Dr. Stu Hoffman of ChiroSecure discussed in his video hangout with Dr. Ray Foxworth, the president of ChiroHealthUSA, another topic that is so important to chiropractors for their practice. They tackled in their 40-minute discussion the five most dangerous things that chiropractors face – all are associated with fines, penalties, and audit. They also provided some very useful insights that can help in a chiropractor’s plan of action to minimize the associated risks.
Chiropractors should be mindful of the following risks in their practice:
- Dual fee schedules
Charging more to insurance companies than they do to cash patients. Why should this be avoided? Because it is considered illegal in many states for the following reasons: misrepresents charges to carriers; False Claims Act violation; may violate Provider Agreements. Furthermore, dual fee schedules can trigger investigations.

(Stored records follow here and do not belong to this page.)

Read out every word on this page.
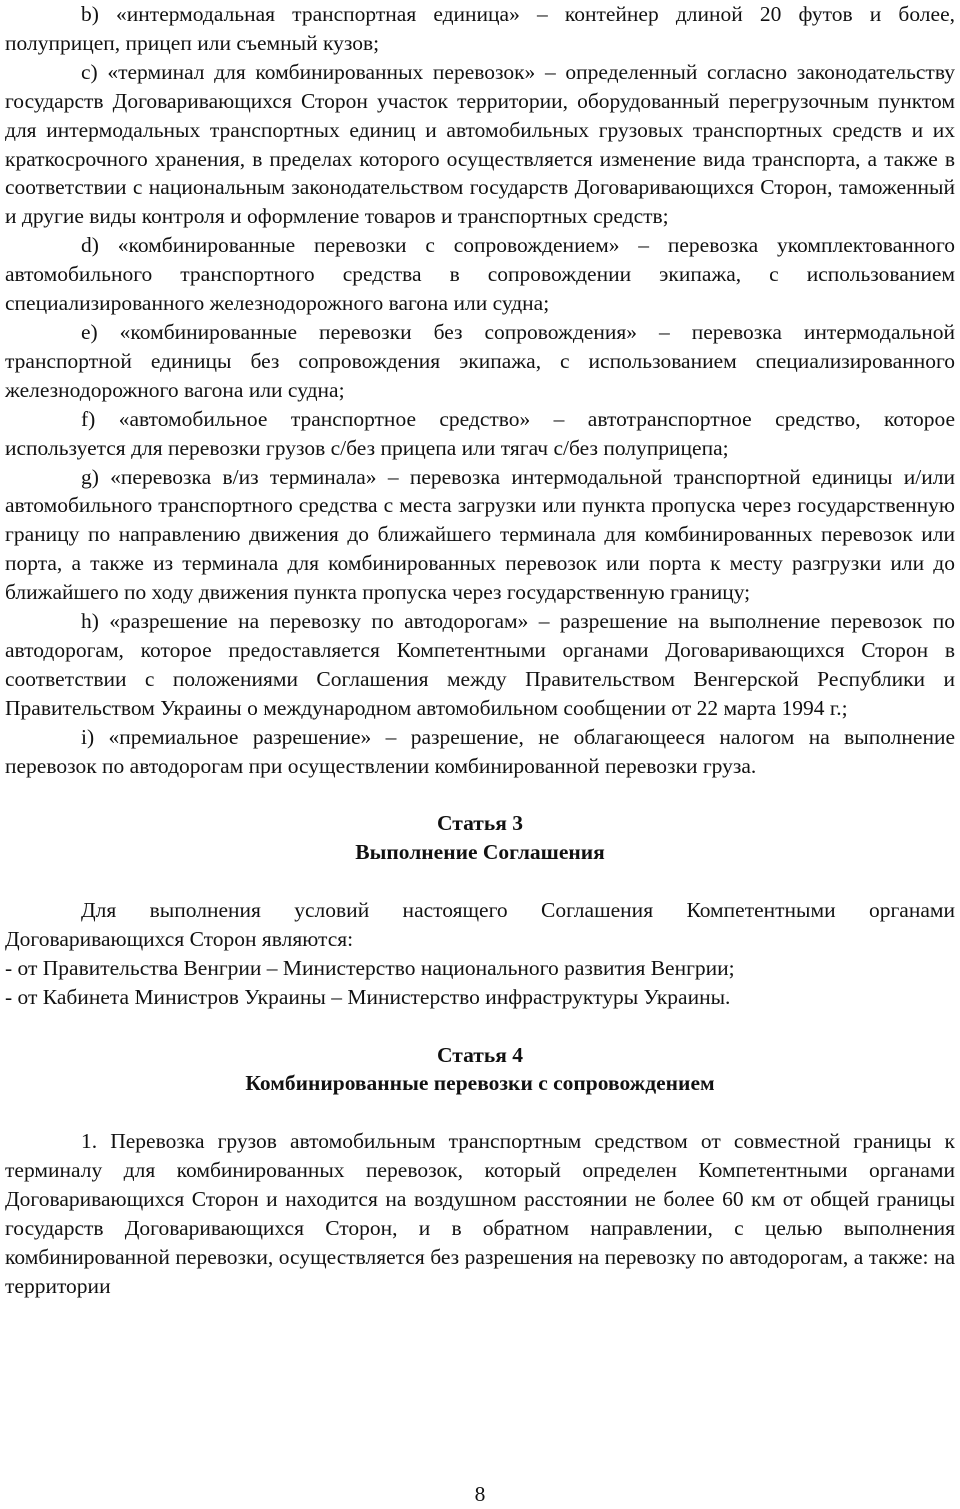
b) «интермодальная транспортная единица» – контейнер длиной 20 футов и более, полуприцеп, прицеп или съемный кузов;

c) «терминал для комбинированных перевозок» – определенный согласно законодательству государств Договаривающихся Сторон участок территории, оборудованный перегрузочным пунктом для интермодальных транспортных единиц и автомобильных грузовых транспортных средств и их краткосрочного хранения, в пределах которого осуществляется изменение вида транспорта, а также в соответствии с национальным законодательством государств Договаривающихся Сторон, таможенный и другие виды контроля и оформление товаров и транспортных средств;

d) «комбинированные перевозки с сопровождением» – перевозка укомплектованного автомобильного транспортного средства в сопровождении экипажа, с использованием специализированного железнодорожного вагона или судна;

e) «комбинированные перевозки без сопровождения» – перевозка интермодальной транспортной единицы без сопровождения экипажа, с использованием специализированного железнодорожного вагона или судна;

f) «автомобильное транспортное средство» – автотранспортное средство, которое используется для перевозки грузов с/без прицепа или тягач с/без полуприцепа;

g) «перевозка в/из терминала» – перевозка интермодальной транспортной единицы и/или автомобильного транспортного средства с места загрузки или пункта пропуска через государственную границу по направлению движения до ближайшего терминала для комбинированных перевозок или порта, а также из терминала для комбинированных перевозок или порта к месту разгрузки или до ближайшего по ходу движения пункта пропуска через государственную границу;

h) «разрешение на перевозку по автодорогам» – разрешение на выполнение перевозок по автодорогам, которое предоставляется Компетентными органами Договаривающихся Сторон в соответствии с положениями Соглашения между Правительством Венгерской Республики и Правительством Украины о международном автомобильном сообщении от 22 марта 1994 г.;

i) «премиальное разрешение» – разрешение, не облагающееся налогом на выполнение перевозок по автодорогам при осуществлении комбинированной перевозки груза.

Статья 3

Выполнение Соглашения

Для выполнения условий настоящего Соглашения Компетентными органами Договаривающихся Сторон являются:

- от Правительства Венгрии – Министерство национального развития Венгрии;

- от Кабинета Министров Украины – Министерство инфраструктуры Украины.

Статья 4

Комбинированные перевозки с сопровождением

1. Перевозка грузов автомобильным транспортным средством от совместной границы к терминалу для комбинированных перевозок, который определен Компетентными органами Договаривающихся Сторон и находится на воздушном расстоянии не более 60 км от общей границы государств Договаривающихся Сторон, и в обратном направлении, с целью выполнения комбинированной перевозки, осуществляется без разрешения на перевозку по автодорогам, а также: на территории

8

- Time of Service Discounts
Here are the reasons why this can put chiropractors at risk:
- Not defined in many states
- More often not defensible
- Often a cover for a“dual fee schedule”
- Not disclosed to carriers as required
- May not be permissible on federally insured’s.
- Inducement Violations
Chiropractors should also not give something away to a patient to make them come into their office or to induce patients to come into their office. If one does that, it’s a $10,000 fine for the OIG, 2009 special alert bulletin. In connection with this, chiropractors should note what the OIG has stated:
- “incentives that are only nominal in value are not prohibited by the [Inducement Law]”
- No more than $15 per item, or $75 in the aggregate on an annual basis.
- One free exam, x-ray or therapy is a risk.
- Anti-kickback Violations
A person who offers or transfers to a Medicare or Medicaid beneficiary any remuneration that the person knows or should know is likely to influence the beneficiary’s selection of a particular provider, practitioner, or supplier of Medicare or Medicaid payable items or services may be liable for civil money penalties (CMPs) of up to $10,000 for each
Many states have adopted federal rules/regs.
- False Claims Act Violations
What does the law state? The False Claims Acts “prohibit any individual or business from submitting, or causing someone else to submit, to the government a false or fraudulent claim for payment. These false claims acts apply to all types of goods, services and government contracting…”
In other words, the law prohibits: knowingly presenting, or causing to be presented a false claim
for payment or approval.
Here are some examples:
- Waiving deductibles or co-payments and not reporting to carriers
- Up-coding for higher reimbursements
- Down-coding based on payer type
- AAPC Article: http://news.aapc.com/index.php/2014/04/undercoding-is-no-better-than-overcoding/
When to offer discount?
The only time chiropractors offer a discount is when it is required by mandate, or by contractual agreement, or a documented hardship.